The A1555G mutation in the 12S rRNA gene of human mtDNA: recurrent origins and founder events in families affected by sensorineural deafness

Abstract

The mtDNA variation of 50 Spanish and 4 Cuban families affected by nonsyndromic sensorineural deafness due to the A1555G mutation in the 12S rRNA gene was studied by high-resolution RFLP analysis and sequencing of the control region. Phylogenetic analyses of haplotypes and detailed survey of population controls revealed that the A1555G mutation can be attributed to >/=30 independent mutational events among the 50 Spanish families and that it occurs on mtDNA haplogroups that are common in all European populations. This indicates that the relatively high detection rate of this mutation in Spain is not due to sampling biases or to a single major founder event. Moreover, the distribution of these mutational events on different haplogroups is compatible with a random occurrence of the A1555G mutation and tends to support the conclusion that mtDNA backgrounds do not play a significant role in the expression of the mutation. Overall, these findings appear to indicate that the rare detection of this mutation in other populations is most likely due to inadequacy in patient ascertainment and molecular screening.

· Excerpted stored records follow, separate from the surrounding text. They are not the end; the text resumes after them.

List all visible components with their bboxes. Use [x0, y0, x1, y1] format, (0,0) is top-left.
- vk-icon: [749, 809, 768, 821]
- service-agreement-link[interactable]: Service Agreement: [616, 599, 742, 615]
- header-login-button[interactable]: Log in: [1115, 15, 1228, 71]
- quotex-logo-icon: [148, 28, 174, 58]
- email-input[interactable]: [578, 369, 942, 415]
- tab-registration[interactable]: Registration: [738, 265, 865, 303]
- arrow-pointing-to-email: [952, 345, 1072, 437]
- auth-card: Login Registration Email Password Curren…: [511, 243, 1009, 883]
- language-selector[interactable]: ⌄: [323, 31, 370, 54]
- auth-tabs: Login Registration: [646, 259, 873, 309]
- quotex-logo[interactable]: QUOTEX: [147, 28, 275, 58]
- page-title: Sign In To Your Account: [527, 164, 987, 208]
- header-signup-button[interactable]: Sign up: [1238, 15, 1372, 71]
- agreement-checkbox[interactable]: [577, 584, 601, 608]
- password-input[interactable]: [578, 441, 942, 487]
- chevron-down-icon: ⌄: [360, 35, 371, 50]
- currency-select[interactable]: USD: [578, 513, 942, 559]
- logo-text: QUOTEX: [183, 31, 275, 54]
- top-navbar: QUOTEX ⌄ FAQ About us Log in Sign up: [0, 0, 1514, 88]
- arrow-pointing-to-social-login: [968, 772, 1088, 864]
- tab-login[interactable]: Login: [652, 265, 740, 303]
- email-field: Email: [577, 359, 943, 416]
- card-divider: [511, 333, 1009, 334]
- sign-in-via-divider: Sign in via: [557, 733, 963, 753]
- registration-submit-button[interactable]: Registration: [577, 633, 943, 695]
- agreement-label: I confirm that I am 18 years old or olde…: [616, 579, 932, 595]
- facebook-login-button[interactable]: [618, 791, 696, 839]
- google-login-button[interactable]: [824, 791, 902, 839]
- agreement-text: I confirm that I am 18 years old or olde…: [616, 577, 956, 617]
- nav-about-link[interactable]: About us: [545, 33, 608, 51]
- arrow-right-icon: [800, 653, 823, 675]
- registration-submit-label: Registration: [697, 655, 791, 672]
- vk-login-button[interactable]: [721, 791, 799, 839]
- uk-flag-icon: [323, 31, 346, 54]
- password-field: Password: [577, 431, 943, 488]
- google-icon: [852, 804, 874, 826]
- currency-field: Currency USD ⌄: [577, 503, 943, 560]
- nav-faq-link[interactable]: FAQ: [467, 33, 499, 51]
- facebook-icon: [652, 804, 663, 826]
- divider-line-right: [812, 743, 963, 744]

This probable lack of identification of the A1555G mutation in subjects affected by sensorineural hearing loss implies that their maternally related relatives are not benefiting from presymptomatic detection and information concerning their increased risk of ototoxicity due to aminoglycoside treatments.

Figure 1

Phylogenetic tree of RFLP haplotypes from patients with the deafness mutation A1555G. This mid-rooting-point maximum-parsimony tree includes 24 RFLP haplotypes (1–15 and 17–25) observed in 50 apparently unrelated Spanish patients (blackened circles), 2 RFLP haplotypes (16 and 26) observed in 4 Cuban patients (blackened squares), and the haplotypes previously described in 237 unrelated European controls. The capital letters H–M and T–X indicate haplogroups, and the numbers associated with the lowercase letters indicate the sites for restriction enzymes that define the specific haplogroups. The restriction enzymes are designated by single-letter code as follows: a = AluI; b = AvaII; c = DdeI; e = HaeIII; f = HhaI; g = HinfI; h = HpaI; k = RsaI; j = MboI; i = MspI; l = TaqI; m = BamHI; n = HaeII; q = NlaIII; r = BfaI; s = AccI; t = BstoI; u = MseI. The horizontal branch lengths are proportional to the number of mutational events that separate the haplotypes, with the exception of sites 10394c, 16303k, 16310k, and 16517e. In the parsimony analysis, these sites were assigned half the weight (i.e., 1) assigned to all other sites (i.e., 2). This tree is 430 steps in length and has consistency and retention indices of .652 and .896, respectively.